Dizide kadının rolü ve toplumun bakış açısı çarpıcı bir şekilde veriliyor. Her bölüm ayrı bir suç dosyasından oluşuyor. Dönem dizisi olması nedeniyle kostümler ve dönemi yansıtan mizansen oldukça iyi. Başta Matilde De Angelis olmak üzere bütün oyuncular rollerinin hakkını vermişler. Eleştireceğim tek şey, hikaye kahramanı bir avukat olmasına rağmen dedektiflik hikayesi gibi işlenmiş. Yani avukatımız (belki de koşullar nedeniyle) dedektifliğe soyunmuş.

OrtaKoltuk Puanı:

 

“LİDİA POËT’İN HUKUK MÜCADELESİ”  AYNI ZAMANDA BİR KADIN MÜCADELESİDİR!

15 Şubat 2023’te Netflix’te gösterime giren dizi ile kahraman bir kadın daha tanıyoruz. Lidia poët, İtalya’nın ilk kadın avukatı!

Orta Koltuk’ta kaç tane kadın hikayesi yazdım sayısını hatırlamıyorum ama sitenin kadın yazarı olarak  bu hayat hikayelerini yazmak bana memnuniyet veriyor. Ve bu biyografileri yazarken hep aynı hikaye ile karşılaşıyorum. Erkek egemen toplumda kadınların önüne çıkan büyük  zorluklara rağmen bu müthiş kadınların inanılmaz mücadelesi ve asla kırılamayan dirençleri…

Tabii ilk kadın avukat deyince bizim ilk kadın avukatımızın aklıma gelmemesi düşünülemezdi. Avukat Süreyya Ağaoğlu. Cumhuriyet kurulmadan önce kadınların hala çarşafla dolaştığı dönemde, 1921 yılında gidip rektörle görüşerek  Hukuk Fakültesine girmek istediğini söyleyince odanın içindekiler kahkaha atmış; bunun üzerine kendisi gibi avukat olmak isteyen üç kadını daha bulup getirip geri adım atmayarak kaydını yaptırmıştır.  1925 yılında hukuk fakültesini bitiren Süreyya Hanım 1927 yılında Ankara Barosuna kaydını yaptırmıştır. Onun işi Lidia’ya göre daha kolay olmuştur; çünkü arkasında artık cumhuriyet ve Mustafa Kemal Atatürk vardır. 
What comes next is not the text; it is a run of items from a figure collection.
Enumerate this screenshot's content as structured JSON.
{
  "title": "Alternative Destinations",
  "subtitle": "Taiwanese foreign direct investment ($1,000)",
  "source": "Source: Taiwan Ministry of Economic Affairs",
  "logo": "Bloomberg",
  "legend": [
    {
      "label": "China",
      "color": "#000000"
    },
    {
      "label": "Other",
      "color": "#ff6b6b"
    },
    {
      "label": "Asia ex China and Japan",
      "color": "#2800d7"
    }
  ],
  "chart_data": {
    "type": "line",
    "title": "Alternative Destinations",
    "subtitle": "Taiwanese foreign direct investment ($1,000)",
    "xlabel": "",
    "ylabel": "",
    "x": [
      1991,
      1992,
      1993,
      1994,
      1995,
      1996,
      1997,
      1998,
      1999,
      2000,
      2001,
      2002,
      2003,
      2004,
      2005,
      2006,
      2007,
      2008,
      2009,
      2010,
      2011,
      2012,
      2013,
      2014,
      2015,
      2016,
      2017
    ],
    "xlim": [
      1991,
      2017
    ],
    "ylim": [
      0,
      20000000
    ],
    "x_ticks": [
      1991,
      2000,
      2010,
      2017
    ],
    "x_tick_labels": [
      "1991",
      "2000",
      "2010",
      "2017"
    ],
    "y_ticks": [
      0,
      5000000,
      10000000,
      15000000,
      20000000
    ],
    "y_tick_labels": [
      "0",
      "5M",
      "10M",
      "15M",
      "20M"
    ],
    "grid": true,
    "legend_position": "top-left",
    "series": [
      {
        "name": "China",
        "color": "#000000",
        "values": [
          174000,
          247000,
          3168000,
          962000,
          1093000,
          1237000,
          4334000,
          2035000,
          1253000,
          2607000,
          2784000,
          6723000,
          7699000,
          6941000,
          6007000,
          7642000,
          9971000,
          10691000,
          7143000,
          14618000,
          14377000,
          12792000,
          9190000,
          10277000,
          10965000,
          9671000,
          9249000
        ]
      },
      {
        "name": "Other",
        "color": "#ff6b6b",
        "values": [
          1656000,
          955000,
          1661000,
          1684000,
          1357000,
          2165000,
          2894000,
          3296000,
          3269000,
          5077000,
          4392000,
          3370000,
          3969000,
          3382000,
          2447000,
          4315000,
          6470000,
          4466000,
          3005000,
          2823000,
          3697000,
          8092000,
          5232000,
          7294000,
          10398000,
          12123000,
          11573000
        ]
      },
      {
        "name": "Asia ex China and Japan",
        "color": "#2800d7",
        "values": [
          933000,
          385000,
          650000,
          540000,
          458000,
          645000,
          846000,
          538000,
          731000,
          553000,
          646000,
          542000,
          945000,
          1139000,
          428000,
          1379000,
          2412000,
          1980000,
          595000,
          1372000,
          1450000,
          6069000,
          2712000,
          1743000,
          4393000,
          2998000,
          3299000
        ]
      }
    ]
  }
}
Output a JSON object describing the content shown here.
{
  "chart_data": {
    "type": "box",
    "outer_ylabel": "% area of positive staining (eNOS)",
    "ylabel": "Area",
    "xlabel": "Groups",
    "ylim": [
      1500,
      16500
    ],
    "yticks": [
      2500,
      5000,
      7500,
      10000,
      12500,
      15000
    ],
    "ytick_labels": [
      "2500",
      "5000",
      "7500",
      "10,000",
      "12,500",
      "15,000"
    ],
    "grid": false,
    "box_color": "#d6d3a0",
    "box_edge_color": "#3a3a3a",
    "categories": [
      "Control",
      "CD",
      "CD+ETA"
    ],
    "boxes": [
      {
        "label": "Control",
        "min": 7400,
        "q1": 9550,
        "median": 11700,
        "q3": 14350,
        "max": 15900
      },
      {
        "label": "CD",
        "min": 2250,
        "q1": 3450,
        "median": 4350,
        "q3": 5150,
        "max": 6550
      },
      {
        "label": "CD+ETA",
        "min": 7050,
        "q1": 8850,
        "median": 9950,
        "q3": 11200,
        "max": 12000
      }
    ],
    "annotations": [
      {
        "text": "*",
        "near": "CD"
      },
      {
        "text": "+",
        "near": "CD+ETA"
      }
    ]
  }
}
Diziyi izlediğimde yine ilk aklıma gelen “neden bizde böyle çağını aşan kadınların biyografi film ya da dizileri çok az” sorusu oldu. Tabii ehil ellerde olması koşuluyla. Çok derin araştırmalar yaparak, yaşayan aile bireyleri ile röportajlarla ve  güzel bir kurgu ile bu hikayeler gelecek kuşaklara örnek olarak aktarılmalı. Bu da benim yönetmenlere, yapımcılara, senaristlere buradan çağrım olsun…

İtalyan Lidia’ya gelince; her zaman yaptığım gibi dizi önsözü olarak  yine kısa wikipedya bilgisi vereyim. Türkçe kaynak bulamadığım için Fransızca kaynaklardan yararlandığımı söyleyeyim:

1855 yılında  İtalya’nın Torino kentine yakın Perrero denilen dağlık ve kırsal bir kasabada dünyaya geliyor. Sekiz erkek çocuktan sonra gelen bu dişi bebek aileye hediye olarak algılanıyor. (Dizide kardeşlerin sadece biri var, Enrico)İyi bir eğitim alıyor, İsviçre’nin Leman Gölü  kıyısında Aubonne kasabasında  Almanca ve İngilizce öğreniyor ve İtalya’ya dönerek 1878 yılında Turin (Torino) Üniversitesi Hukuk Fakültesine kayıt oluyor, 1881 yılında üniversiteden mezun oluyor. Tezi ne üzerineydi  diye soracak olursanız tahmin ettiğiniz gibi: sur le statut de la femme dans la société et sur le droit de vote des femmes” Yani “Kadının toplumdaki yeri ve  kadınların oy kullanma hakkı” Hemen şimdi bakıyorum İtalya’da kadınlar ne zaman oy kullanma hakkını kazanmış: 

Evet, şaşırtıcı bir durum: 1925’te erkekleri seçme hakkı kazanmışlar ama 1945 yılında ancak seçilme hakkı kazanmışlar. Yani bizden 10 yıl sonra; Lidia’yı baz alırsak mücadelenin bizden 50 yıl başlamış olmasına rağmen bizden 11 yıl sonra ancak seçilme hakkına sahip olması ne ile açıklanır. Atatürk gibi bir dahi ile ancak; kıymetini bilmediğimiz için bu durumdayız zaten…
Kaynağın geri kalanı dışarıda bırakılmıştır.